A strictly lateral view of the metacarpus is required to assess a palmar tilt in the axis of the peripheral metacarpal fragment. Clinically, remaining fragment dislocations on the ulnar side of the metacarpals are tolerated better than those on the radial side.
To check for malrotation after a fracture, it must be clinically assured that, when all finger joints are flexed, the pulps of the individual fingers converge in the direction of the scaphoid tubercle and do not cross. Malrotation cannot be diagnosed on radiographs, but with clinical examination, and usually indicates surgical treatment.
As explained in Chapter 24, fractures of the metacarpal bases often require CT imaging to provide clarity when radiographic findings are uncertain and to determine the pattern of injury ( Figs. 25.2 , 25.3 ). Computed tomography is also generally indicated in comminuted fractures of the metacarpal heads, whose extent and displacement often can be identified only in 2D and 3D image reconstructions ( Fig. 25.6 ).
If the patient tolerates the positioning, sagittal CT slices are useful. To avoid streaky artifacts on the forearm (off-center artifacts), the metacarpals II and III are scanned in ulnar inclination of the wrist and the metacarpals IV and V in radial inclination. The slice thickness should be between 0.5 and 1.0mm, with overlapping increment. Coronal multiplanar reconstruction (MPR) images are computed from sagittal source images. If necessary, axial MPR images can also be computed. Three-Dimensional surface images are useful for planning surgery for complex fractures of the metacarpal head, espe especially when they depict the fracture area after electronic exarticulation of the less-affected joint partner (Fig. 25.1c).

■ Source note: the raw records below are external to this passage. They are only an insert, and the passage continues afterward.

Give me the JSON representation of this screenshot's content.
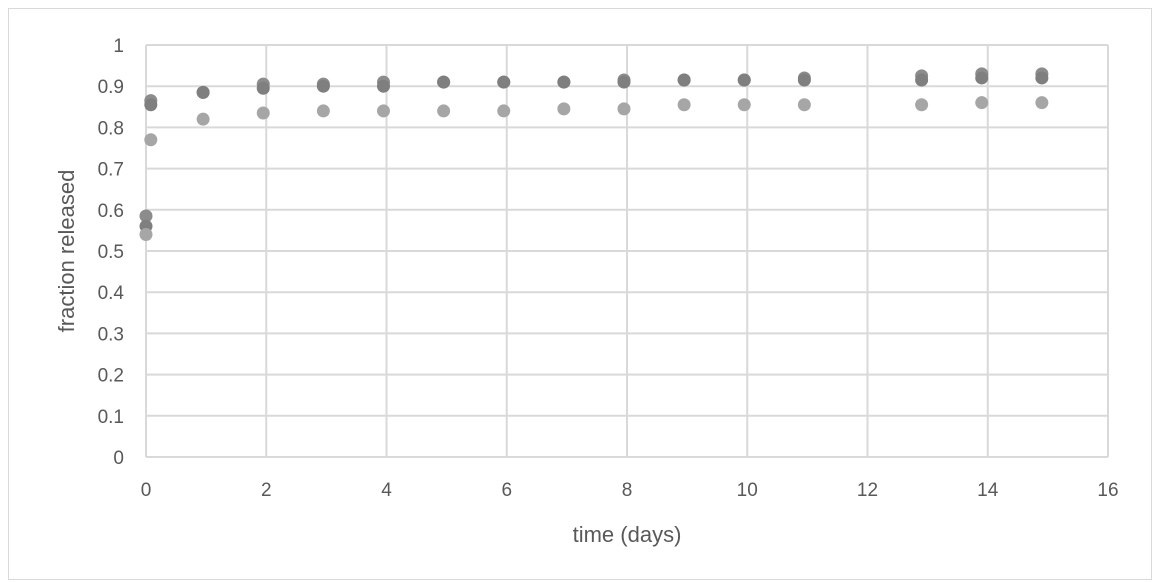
{
  "chart_data": {
    "type": "scatter",
    "title": "",
    "xlabel": "time (days)",
    "ylabel": "fraction released",
    "xlim": [
      0,
      16
    ],
    "ylim": [
      0,
      1
    ],
    "x_ticks": [
      0,
      2,
      4,
      6,
      8,
      10,
      12,
      14,
      16
    ],
    "y_ticks": [
      0,
      0.1,
      0.2,
      0.3,
      0.4,
      0.5,
      0.6,
      0.7,
      0.8,
      0.9,
      1
    ],
    "y_tick_labels": [
      "0",
      "0.1",
      "0.2",
      "0.3",
      "0.4",
      "0.5",
      "0.6",
      "0.7",
      "0.8",
      "0.9",
      "1"
    ],
    "grid": true,
    "legend": "none",
    "colors": {
      "series_a": "#8c8c8c",
      "series_b": "#7f7f7f",
      "series_c": "#a6a6a6",
      "grid": "#d9d9d9",
      "text": "#595959"
    },
    "series": [
      {
        "color": "#8c8c8c",
        "x": [
          0,
          0.08,
          0.95,
          1.95,
          2.95,
          3.95,
          4.95,
          5.95,
          6.95,
          7.95,
          8.95,
          9.95,
          10.95,
          12.9,
          13.9,
          14.9
        ],
        "y": [
          0.585,
          0.865,
          0.885,
          0.905,
          0.905,
          0.91,
          0.91,
          0.91,
          0.91,
          0.915,
          0.915,
          0.915,
          0.92,
          0.925,
          0.93,
          0.93
        ]
      },
      {
        "color": "#7f7f7f",
        "x": [
          0,
          0.08,
          0.95,
          1.95,
          2.95,
          3.95,
          4.95,
          5.95,
          6.95,
          7.95,
          8.95,
          9.95,
          10.95,
          12.9,
          13.9,
          14.9
        ],
        "y": [
          0.56,
          0.855,
          0.885,
          0.895,
          0.9,
          0.9,
          0.91,
          0.91,
          0.91,
          0.91,
          0.915,
          0.915,
          0.915,
          0.915,
          0.92,
          0.92
        ]
      },
      {
        "color": "#a6a6a6",
        "x": [
          0,
          0.08,
          0.95,
          1.95,
          2.95,
          3.95,
          4.95,
          5.95,
          6.95,
          7.95,
          8.95,
          9.95,
          10.95,
          12.9,
          13.9,
          14.9
        ],
        "y": [
          0.54,
          0.77,
          0.82,
          0.835,
          0.84,
          0.84,
          0.84,
          0.84,
          0.845,
          0.845,
          0.855,
          0.855,
          0.855,
          0.855,
          0.86,
          0.86
        ]
      }
    ]
  }
}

Magnetic Resonance Imaging
MRI is of no importance in metacarpal fractures. Contrast-enhanced MRI is the method of choice to identify injuries to the collateral ligaments on the metacarpophalangeal joints (see Fig. 29.18 ) and the palmar plate.
Pattern of Injury
Fractures Close to the Base of Metacarpal I
Fractures of the base of the metacarpal I are of special interest since the trapeziometacarpal joint of the thumb is extremely mobile because of the shape of the joint surfaces and tension exerted by the attached muscles. Intraarticular fractures are differentiated from extra-articular fractures:
Bennett’s fracture: This describes an intra-articular, single-fragment fracture of the metacarpal I (Fig. 25.1a). Radiographs show the fracture through the base of the metacarpal I. The large shaft fragment dislocates in dorsoradial direction, whereas a small ulnar fragment remains in place because of its ligamentary fixation on the trapezium. The displacement is maintained by tension from the abductor pollicis longus muscle, which is attached to the base of the metacarpal I. Therefore, surgical stabilization is required after reduction, as immobilization in a cast is generally insufficient. Intraoperative and postoperative radiographic follow-up, sometimes with oblique views, is necessary to check that the fragments remain correctly reduced.
Rolando’s fracture: This describes an intra-articular multiple-fragment fracture of the base of the metacarpal I (Fig. 25.1b, c). There are Y-shaped, T-shaped, and often comminuted compression fractures. Tension from the attached muscle generally causes considerable dislocation, which requires open reduction and stabilization.
Winterstein’s fracture: In contrast to Bennett’s and Rolando’s fractures, this is an extra-articularfracture of the base of the metacarpal I (Fig. 25.1d). The distal shaft fragment mostly has a rather severe palmar tilt.